Пендер вздохнул, изжелта-бледное лицо побагровело от обуревавших писателя противоречивых чувств. Казалось, вопрос доктора застал его врасплох. Однако он тут же собрался с духом, покачал головой, и в его глазах вновь мелькнул страх.

— Злая, — коротко бросил он. — В этом нет никаких сомнений. Злая и порочная до мозга костей. Она, несомненно, умна, но у нее извращенный, коварный и очень жестокий ум.
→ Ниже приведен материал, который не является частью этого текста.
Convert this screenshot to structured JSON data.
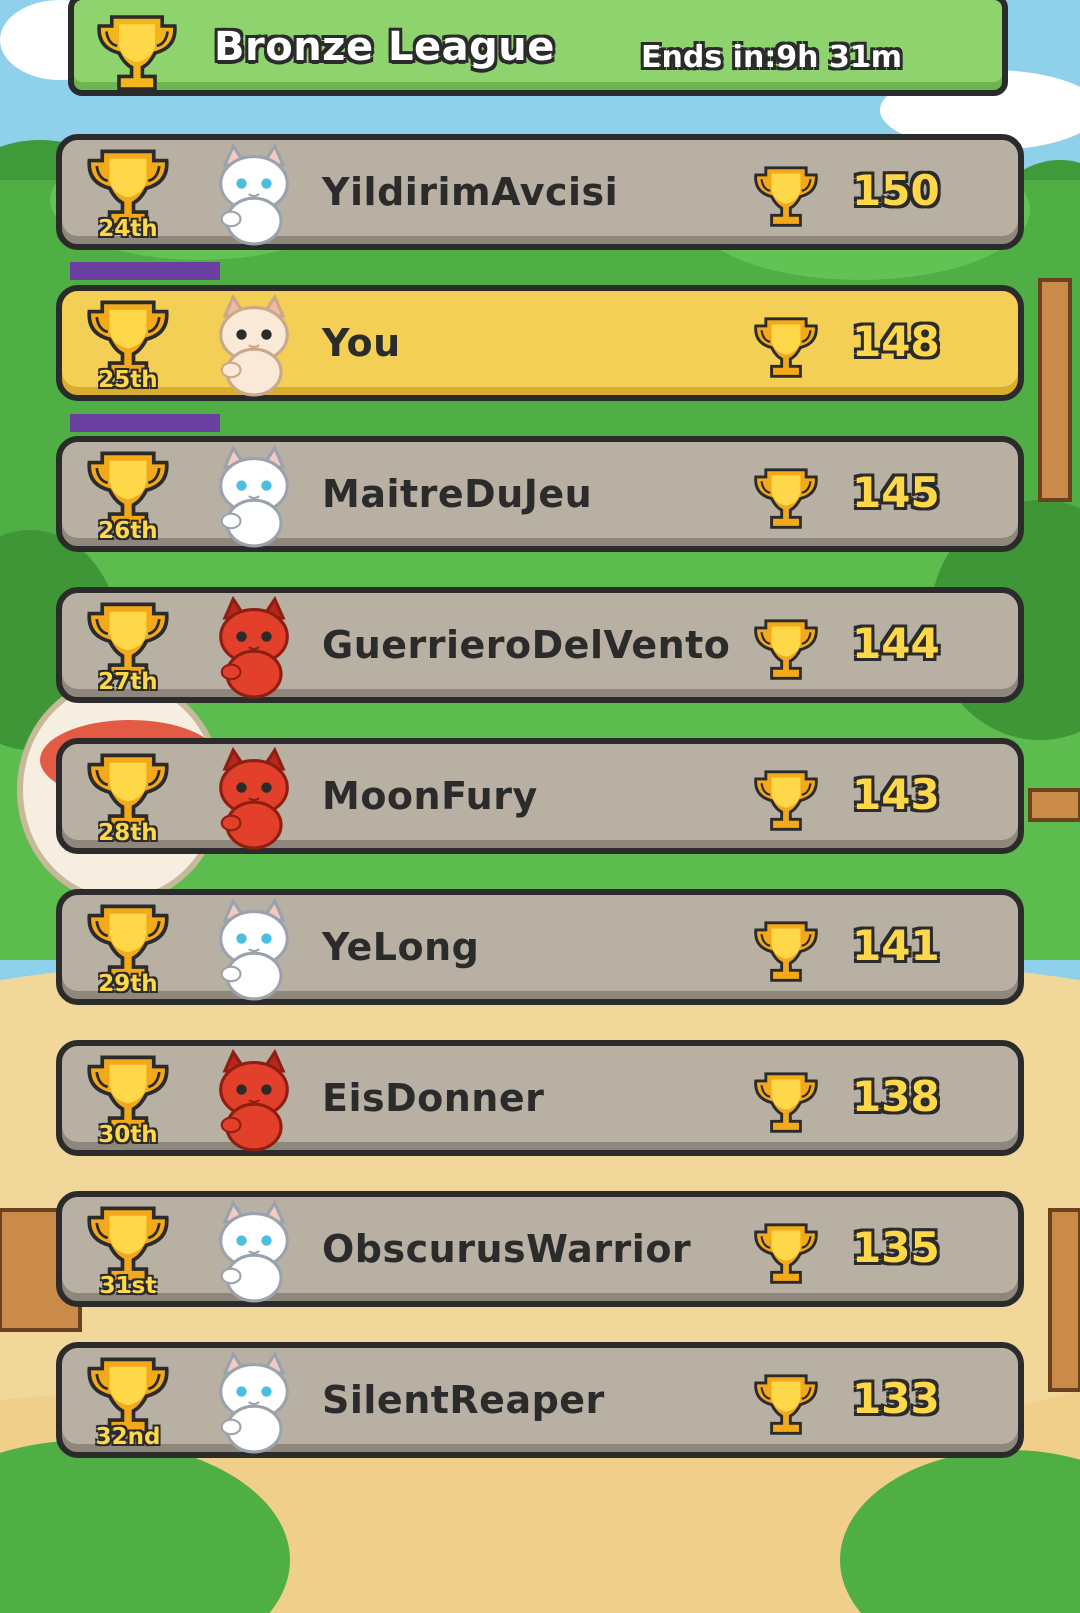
{
  "header": {
    "title": "Bronze League",
    "timer": "Ends in:9h 31m",
    "trophy_icon": "trophy-icon"
  },
  "colors": {
    "row_default": "#b8b0a3",
    "row_current_player": "#f4cf55",
    "score_text": "#ffd84a",
    "outline": "#2b2b2b",
    "banner": "#8fd36f"
  },
  "leaderboard": [
    {
      "rank": "24th",
      "name": "YildirimAvcisi",
      "score": "150",
      "avatar": "white-cat-blue-eyes",
      "is_me": false
    },
    {
      "rank": "25th",
      "name": "You",
      "score": "148",
      "avatar": "cream-cat-arms-crossed",
      "is_me": true
    },
    {
      "rank": "26th",
      "name": "MaitreDuJeu",
      "score": "145",
      "avatar": "white-cat-waving",
      "is_me": false
    },
    {
      "rank": "27th",
      "name": "GuerrieroDelVento",
      "score": "144",
      "avatar": "red-cat",
      "is_me": false
    },
    {
      "rank": "28th",
      "name": "MoonFury",
      "score": "143",
      "avatar": "red-cat",
      "is_me": false
    },
    {
      "rank": "29th",
      "name": "YeLong",
      "score": "141",
      "avatar": "white-cat-blue-eyes",
      "is_me": false
    },
    {
      "rank": "30th",
      "name": "EisDonner",
      "score": "138",
      "avatar": "red-cat",
      "is_me": false
    },
    {
      "rank": "31st",
      "name": "ObscurusWarrior",
      "score": "135",
      "avatar": "white-cat-fluffy",
      "is_me": false
    },
    {
      "rank": "32nd",
      "name": "SilentReaper",
      "score": "133",
      "avatar": "white-cat-blue-eyes",
      "is_me": false
    }
  ]
}
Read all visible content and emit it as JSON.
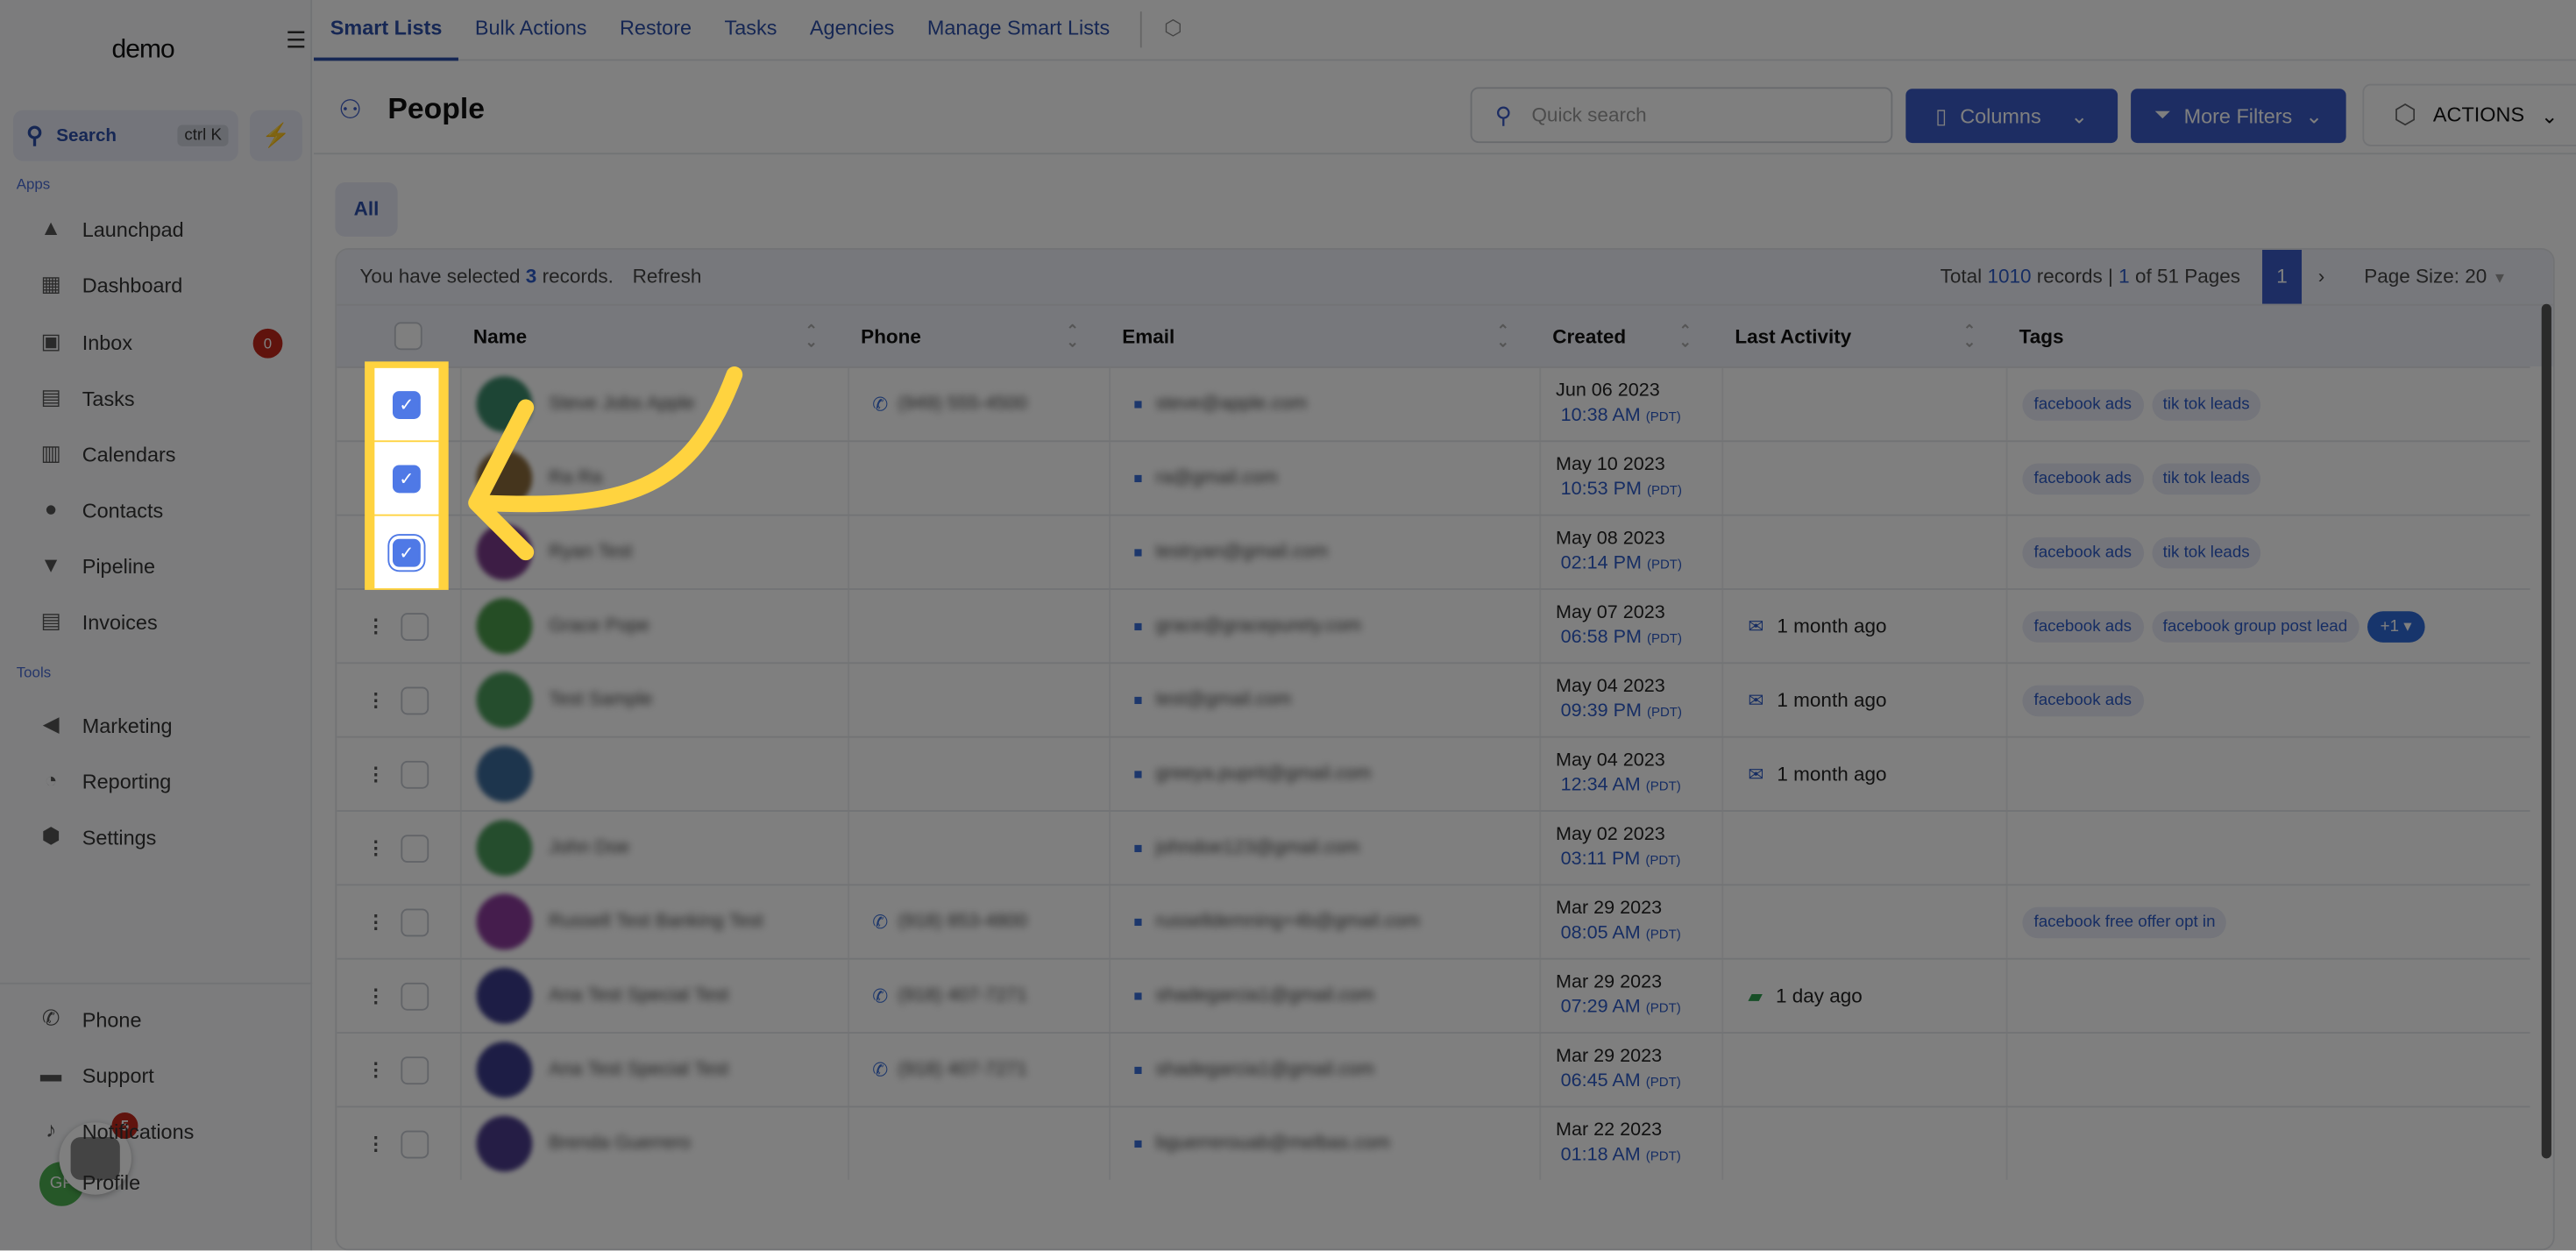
{
  "sidebar": {
    "logo": "demo",
    "search_label": "Search",
    "search_shortcut": "ctrl K",
    "apps_label": "Apps",
    "tools_label": "Tools",
    "apps": [
      {
        "label": "Launchpad",
        "icon": "rocket-icon"
      },
      {
        "label": "Dashboard",
        "icon": "grid-icon"
      },
      {
        "label": "Inbox",
        "icon": "inbox-icon",
        "badge": "0"
      },
      {
        "label": "Tasks",
        "icon": "clipboard-icon"
      },
      {
        "label": "Calendars",
        "icon": "calendar-icon"
      },
      {
        "label": "Contacts",
        "icon": "person-icon"
      },
      {
        "label": "Pipeline",
        "icon": "funnel-icon"
      },
      {
        "label": "Invoices",
        "icon": "invoice-icon"
      }
    ],
    "tools": [
      {
        "label": "Marketing",
        "icon": "megaphone-icon"
      },
      {
        "label": "Reporting",
        "icon": "pie-chart-icon"
      },
      {
        "label": "Settings",
        "icon": "gear-icon"
      }
    ],
    "bottom": [
      {
        "label": "Phone",
        "icon": "phone-icon"
      },
      {
        "label": "Support",
        "icon": "chat-icon"
      },
      {
        "label": "Notifications",
        "icon": "bell-icon"
      },
      {
        "label": "Profile",
        "icon": "avatar"
      }
    ],
    "avatar_initials": "GP",
    "chat_widget_badge": "5"
  },
  "topnav": {
    "tabs": [
      "Smart Lists",
      "Bulk Actions",
      "Restore",
      "Tasks",
      "Agencies",
      "Manage Smart Lists"
    ],
    "active": 0
  },
  "header": {
    "title": "People",
    "search_placeholder": "Quick search",
    "columns_label": "Columns",
    "filters_label": "More Filters",
    "actions_label": "ACTIONS"
  },
  "filter_tab": "All",
  "toolbar": {
    "selected_prefix": "You have selected",
    "selected_count": "3",
    "selected_suffix": "records.",
    "refresh": "Refresh",
    "total_prefix": "Total",
    "total": "1010",
    "total_mid": "records |",
    "page": "1",
    "pages_suffix": "of 51 Pages",
    "current_page": "1",
    "page_size": "Page Size: 20"
  },
  "columns": [
    "Name",
    "Phone",
    "Email",
    "Created",
    "Last Activity",
    "Tags"
  ],
  "rows": [
    {
      "checked": true,
      "name": "Steve Jobs Apple",
      "avatar_color": "#3b8a6a",
      "phone": "(949) 555-4500",
      "email": "steve@apple.com",
      "date": "Jun 06 2023",
      "time": "10:38 AM",
      "tz": "(PDT)",
      "activity": "",
      "activity_icon": "",
      "tags": [
        "facebook ads",
        "tik tok leads"
      ],
      "more": ""
    },
    {
      "checked": true,
      "name": "Ra Ra",
      "avatar_color": "#8a6a3b",
      "phone": "",
      "email": "ra@gmail.com",
      "date": "May 10 2023",
      "time": "10:53 PM",
      "tz": "(PDT)",
      "activity": "",
      "activity_icon": "",
      "tags": [
        "facebook ads",
        "tik tok leads"
      ],
      "more": ""
    },
    {
      "checked": true,
      "name": "Ryan Test",
      "avatar_color": "#7a3b8a",
      "phone": "",
      "email": "testryan@gmail.com",
      "date": "May 08 2023",
      "time": "02:14 PM",
      "tz": "(PDT)",
      "activity": "",
      "activity_icon": "",
      "tags": [
        "facebook ads",
        "tik tok leads"
      ],
      "more": ""
    },
    {
      "checked": false,
      "name": "Grace Pope",
      "avatar_color": "#4a9a4a",
      "phone": "",
      "email": "grace@gracepurety.com",
      "date": "May 07 2023",
      "time": "06:58 PM",
      "tz": "(PDT)",
      "activity": "1 month ago",
      "activity_icon": "email",
      "tags": [
        "facebook ads",
        "facebook group post lead"
      ],
      "more": "+1"
    },
    {
      "checked": false,
      "name": "Test Sample",
      "avatar_color": "#4a9a5a",
      "phone": "",
      "email": "test@gmail.com",
      "date": "May 04 2023",
      "time": "09:39 PM",
      "tz": "(PDT)",
      "activity": "1 month ago",
      "activity_icon": "email",
      "tags": [
        "facebook ads"
      ],
      "more": ""
    },
    {
      "checked": false,
      "name": "",
      "avatar_color": "#3b6a9a",
      "phone": "",
      "email": "greeya.puprit@gmail.com",
      "date": "May 04 2023",
      "time": "12:34 AM",
      "tz": "(PDT)",
      "activity": "1 month ago",
      "activity_icon": "email",
      "tags": [],
      "more": ""
    },
    {
      "checked": false,
      "name": "John Doe",
      "avatar_color": "#4a9a5a",
      "phone": "",
      "email": "johndoe123@gmail.com",
      "date": "May 02 2023",
      "time": "03:11 PM",
      "tz": "(PDT)",
      "activity": "",
      "activity_icon": "",
      "tags": [],
      "more": ""
    },
    {
      "checked": false,
      "name": "Russell Test Banking Test",
      "avatar_color": "#8a3b9a",
      "phone": "(918) 853-4800",
      "email": "russelldemning+4b@gmail.com",
      "date": "Mar 29 2023",
      "time": "08:05 AM",
      "tz": "(PDT)",
      "activity": "",
      "activity_icon": "",
      "tags": [
        "facebook free offer opt in"
      ],
      "more": ""
    },
    {
      "checked": false,
      "name": "Ana Test Special Test",
      "avatar_color": "#3b3b8a",
      "phone": "(918) 407-7271",
      "email": "shadegarcia1@gmail.com",
      "date": "Mar 29 2023",
      "time": "07:29 AM",
      "tz": "(PDT)",
      "activity": "1 day ago",
      "activity_icon": "sms",
      "tags": [],
      "more": ""
    },
    {
      "checked": false,
      "name": "Ana Test Special Test",
      "avatar_color": "#3b3b8a",
      "phone": "(918) 407-7271",
      "email": "shadegarcia1@gmail.com",
      "date": "Mar 29 2023",
      "time": "06:45 AM",
      "tz": "(PDT)",
      "activity": "",
      "activity_icon": "",
      "tags": [],
      "more": ""
    },
    {
      "checked": false,
      "name": "Brenda Guerrero",
      "avatar_color": "#4a3b8a",
      "phone": "",
      "email": "bguerrerouab@melbas.com",
      "date": "Mar 22 2023",
      "time": "01:18 AM",
      "tz": "(PDT)",
      "activity": "",
      "activity_icon": "",
      "tags": [],
      "more": ""
    }
  ],
  "colors": {
    "accent": "#3a5bc7",
    "highlight": "#ffd33f",
    "checkbox": "#4f79e6"
  }
}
Писатель смутился и с подозрением взглянул на собеседника.

— Не бойтесь, — подбодрил его доктор. — Я вовсе не собираюсь над вами смеяться и не считаю сумасшедшим. Скажу больше, меня чрезвычайно заинтересовала ваша история, и вы, сами не сознавая этого, дали мне ключ к разгадке. Видите ли, я успел немало узнать о психических отклонениях…

— Меня сотрясал неудержимый хохот, — продолжал успокоившийся рассказчик, — но я по-прежнему не понимал, над чем смеюсь. Потом с трудом поднялся и отправился за спичками. Я боялся, что слуги проснулись от громоподобных раскатов моего смеха, но, когда зажег лампу, обнаружил, что в комнате никого нет, а дверь заперта. Я наспех оделся и стал спускаться, стараясь сдержать новый приступ смеха. По пути я фиксировал каждое свое движение и даже закрыл рот платком, чтобы неистовствовавший во мне смех ненароком не прорвался наружу и не разнесся по всему дому.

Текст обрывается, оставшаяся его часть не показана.